New York

Jennifer Bartlett

Rarely do contemporary artists provide as detailed evidence of their gestural processes as Jennifer Bartlett does in her recent work. As an added bonus, she cares deeply about the creative tradition that has influenced her work. “In the Garden,” an installation of 187 drawings, is very much about the landscape tradition; it is also about the history of 20th-century art—about breaking down the imitative powers of the line and imbuing them with something more abstract, more nervously emotional.

Bartlett frees her hand to respond to such masters of the personalized line as Van Gogh, Matisse, Feininger and Kandinsky. In each of her drawings she investigates, tirelessly and inventively, the same scheme: a reflecting pool accented by an ornamental mannequin pis, backed by a stand of trees and framed with a boxwood hedge. The series begins with the pool in sunlight, rather objectively drawn, and ends with a suite of expressionist nocturnal drawings in which selected views of the garden are paired with vignettes of some feral night creature. The style in these final drawings is so idiosyncratically assured that one almost forgets the stylistic tour de force which led up to them.

Composed primarily of drawings set up as marginally intersecting diptychs within each frame, the installation moves through modernism with such steamroller authority that references to Howard Pyle, Ad Reinhardt and David Hockney can coexist on the same wall without seeming to be mutually exclusive. Whether, in reality, these three would benefit from such proximity remains a moot point, but as indexed by Bartlett they are part of a very distinct lineage.

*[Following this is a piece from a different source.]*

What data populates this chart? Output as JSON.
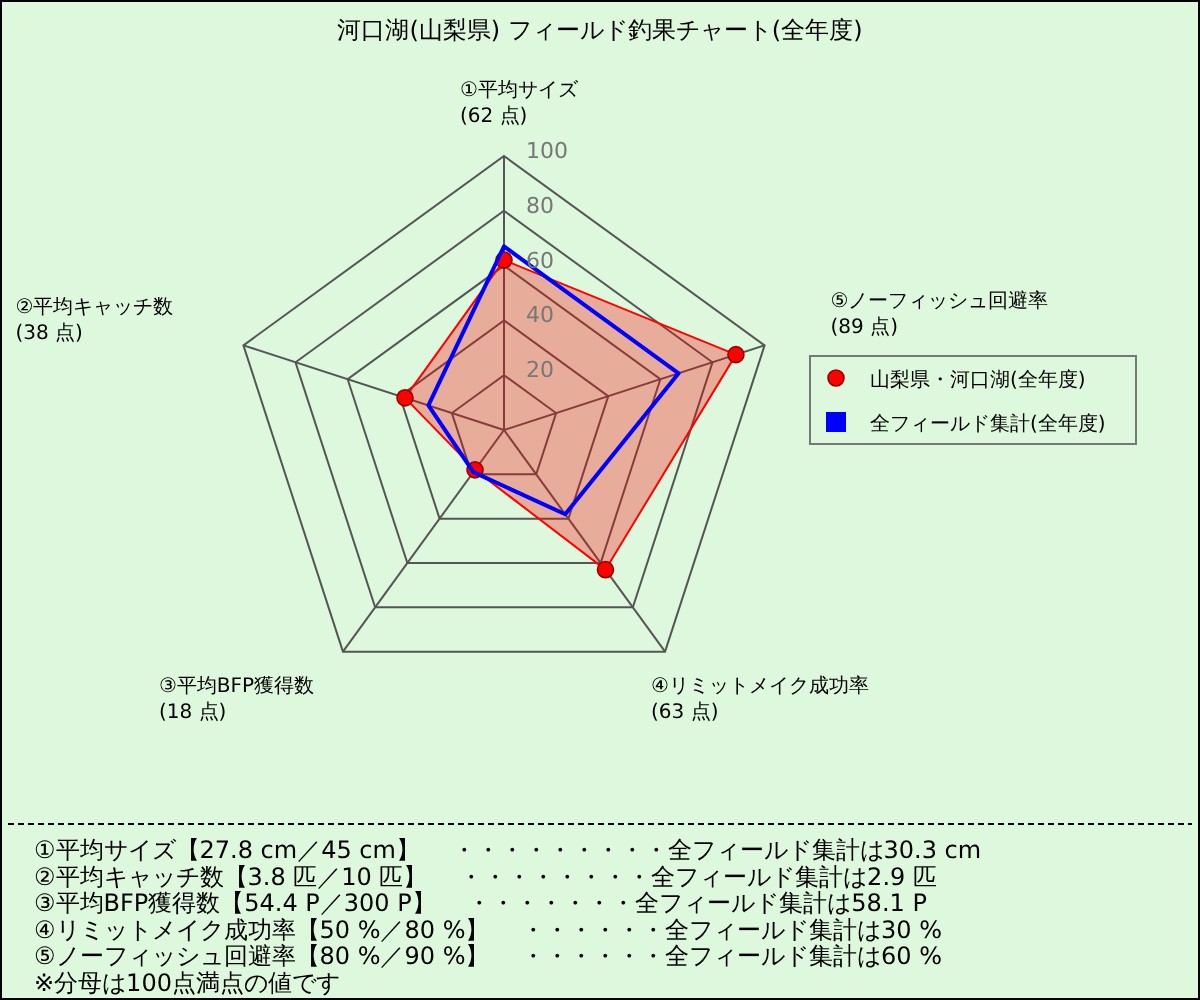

Relationships are juggled in the series for both emotional and compositional resonance. The introduction and removal of color are actions startling in their dramatic, emotive power. The garden is pulled apart, detail by detail, and reassembled. The more familiar we become with the topography, the more compelling and varied it seems. Aerial views, close-ups and middle-distance shots are included. The juxtapositions and editing of the images are almost cinematic. (I can’t remember an exhibition where Eisensteinian montage played such an important part.)

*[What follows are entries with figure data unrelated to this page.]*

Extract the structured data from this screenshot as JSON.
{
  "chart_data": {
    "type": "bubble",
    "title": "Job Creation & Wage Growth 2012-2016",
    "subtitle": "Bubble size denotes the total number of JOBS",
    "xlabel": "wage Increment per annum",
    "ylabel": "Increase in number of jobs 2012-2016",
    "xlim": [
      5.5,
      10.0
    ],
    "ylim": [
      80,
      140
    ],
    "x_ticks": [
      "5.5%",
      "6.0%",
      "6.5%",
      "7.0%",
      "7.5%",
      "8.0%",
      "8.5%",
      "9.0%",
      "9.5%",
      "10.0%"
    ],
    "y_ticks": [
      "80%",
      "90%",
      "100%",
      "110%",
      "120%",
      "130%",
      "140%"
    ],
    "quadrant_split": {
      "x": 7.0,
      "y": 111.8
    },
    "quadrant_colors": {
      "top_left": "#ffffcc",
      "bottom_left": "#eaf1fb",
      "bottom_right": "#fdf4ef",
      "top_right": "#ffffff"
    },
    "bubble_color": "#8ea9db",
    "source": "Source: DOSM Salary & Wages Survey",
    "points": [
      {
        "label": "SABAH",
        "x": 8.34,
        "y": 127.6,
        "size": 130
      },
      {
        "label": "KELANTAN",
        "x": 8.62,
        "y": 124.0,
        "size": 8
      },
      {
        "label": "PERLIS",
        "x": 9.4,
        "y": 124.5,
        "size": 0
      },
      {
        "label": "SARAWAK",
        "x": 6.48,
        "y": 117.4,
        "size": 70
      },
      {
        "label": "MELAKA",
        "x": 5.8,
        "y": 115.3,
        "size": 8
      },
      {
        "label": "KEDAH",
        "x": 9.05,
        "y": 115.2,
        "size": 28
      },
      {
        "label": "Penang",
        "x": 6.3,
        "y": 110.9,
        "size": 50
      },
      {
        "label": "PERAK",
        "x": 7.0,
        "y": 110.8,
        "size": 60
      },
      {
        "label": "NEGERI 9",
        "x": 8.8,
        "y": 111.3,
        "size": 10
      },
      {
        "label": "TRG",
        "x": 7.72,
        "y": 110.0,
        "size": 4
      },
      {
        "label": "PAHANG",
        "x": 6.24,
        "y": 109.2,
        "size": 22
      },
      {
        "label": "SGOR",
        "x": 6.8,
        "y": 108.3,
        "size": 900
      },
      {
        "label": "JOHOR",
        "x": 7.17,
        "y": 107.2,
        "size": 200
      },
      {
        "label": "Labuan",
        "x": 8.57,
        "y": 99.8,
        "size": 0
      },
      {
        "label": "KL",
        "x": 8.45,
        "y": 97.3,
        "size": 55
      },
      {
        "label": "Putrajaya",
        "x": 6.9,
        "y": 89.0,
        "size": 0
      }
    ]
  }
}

When Bartlett’s renderings of the pool are at their loveliest, and most traditional, she removes a zigzag piece of hedge, rudely interrupting the perfect boxwood frame. When the mannequin pis has been clearly established as a poolside ornament, Bartlett commences a suite of figure drawings in which the figure—alternately male and female—both cups and manipulates its sex. Like the hermaphroditic Semi Dio in Fellini’s Satyricon, gender is not the point, but its associative powers are.

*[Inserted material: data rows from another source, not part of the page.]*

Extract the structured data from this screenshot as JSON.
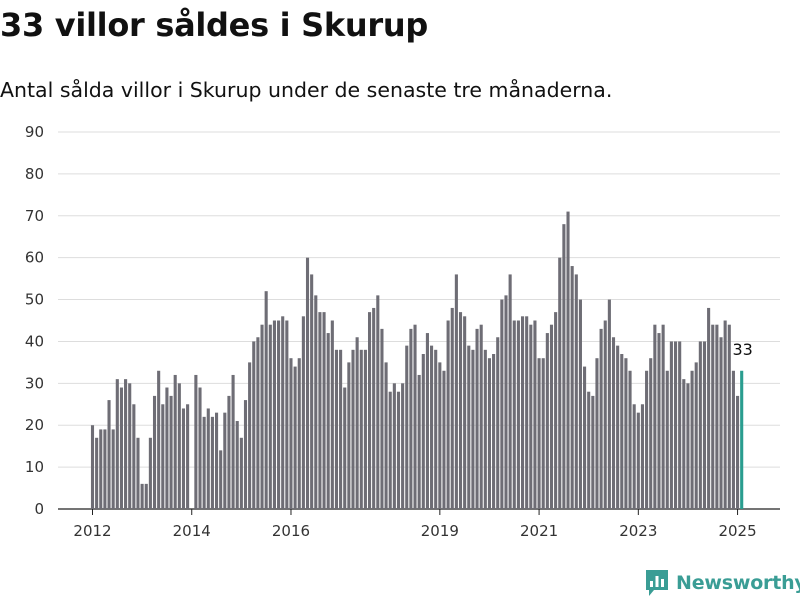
{
  "header": {
    "title": "33 villor såldes i Skurup",
    "subtitle": "Antal sålda villor i Skurup under de senaste tre månaderna."
  },
  "brand": {
    "name": "Newsworthy"
  },
  "colors": {
    "bar": "#6e6d75",
    "highlight": "#2a9d8f",
    "grid": "#dddddd",
    "brand": "#3a9d95"
  },
  "chart_data": {
    "type": "bar",
    "title": "33 villor såldes i Skurup",
    "subtitle": "Antal sålda villor i Skurup under de senaste tre månaderna.",
    "xlabel": "",
    "ylabel": "",
    "ylim": [
      0,
      90
    ],
    "yticks": [
      0,
      10,
      20,
      30,
      40,
      50,
      60,
      70,
      80,
      90
    ],
    "xticks": [
      {
        "label": "2012",
        "index": 0
      },
      {
        "label": "2014",
        "index": 24
      },
      {
        "label": "2016",
        "index": 48
      },
      {
        "label": "2019",
        "index": 84
      },
      {
        "label": "2021",
        "index": 108
      },
      {
        "label": "2023",
        "index": 132
      },
      {
        "label": "2025",
        "index": 156
      }
    ],
    "grid": true,
    "legend": "none",
    "highlight_index": 157,
    "annotation": "33",
    "values": [
      20,
      17,
      19,
      19,
      26,
      19,
      31,
      29,
      31,
      30,
      25,
      17,
      6,
      6,
      17,
      27,
      33,
      25,
      29,
      27,
      32,
      30,
      24,
      25,
      0,
      32,
      29,
      22,
      24,
      22,
      23,
      14,
      23,
      27,
      32,
      21,
      17,
      26,
      35,
      40,
      41,
      44,
      52,
      44,
      45,
      45,
      46,
      45,
      36,
      34,
      36,
      46,
      60,
      56,
      51,
      47,
      47,
      42,
      45,
      38,
      38,
      29,
      35,
      38,
      41,
      38,
      38,
      47,
      48,
      51,
      43,
      35,
      28,
      30,
      28,
      30,
      39,
      43,
      44,
      32,
      37,
      42,
      39,
      38,
      35,
      33,
      45,
      48,
      56,
      47,
      46,
      39,
      38,
      43,
      44,
      38,
      36,
      37,
      41,
      50,
      51,
      56,
      45,
      45,
      46,
      46,
      44,
      45,
      36,
      36,
      42,
      44,
      47,
      60,
      68,
      71,
      58,
      56,
      50,
      34,
      28,
      27,
      36,
      43,
      45,
      50,
      41,
      39,
      37,
      36,
      33,
      25,
      23,
      25,
      33,
      36,
      44,
      42,
      44,
      33,
      40,
      40,
      40,
      31,
      30,
      33,
      35,
      40,
      40,
      48,
      44,
      44,
      41,
      45,
      44,
      33,
      27,
      33
    ]
  }
}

At a moment when there is so much molelike scrimmaging going on in American art, when the trendsetters are sprinting through brand-name genres as if in a relay race (Oh my God, Punk just stumbled; look sharp, Decorative is dropping back; New Wave and New Image are neck and neck), it is reassuring to encounter an artist who is willing to take some time, to slow down and recollect. Bartlett’s “In the Garden” is a healthy response to the insidious, self-serving malaise of “gentrification.”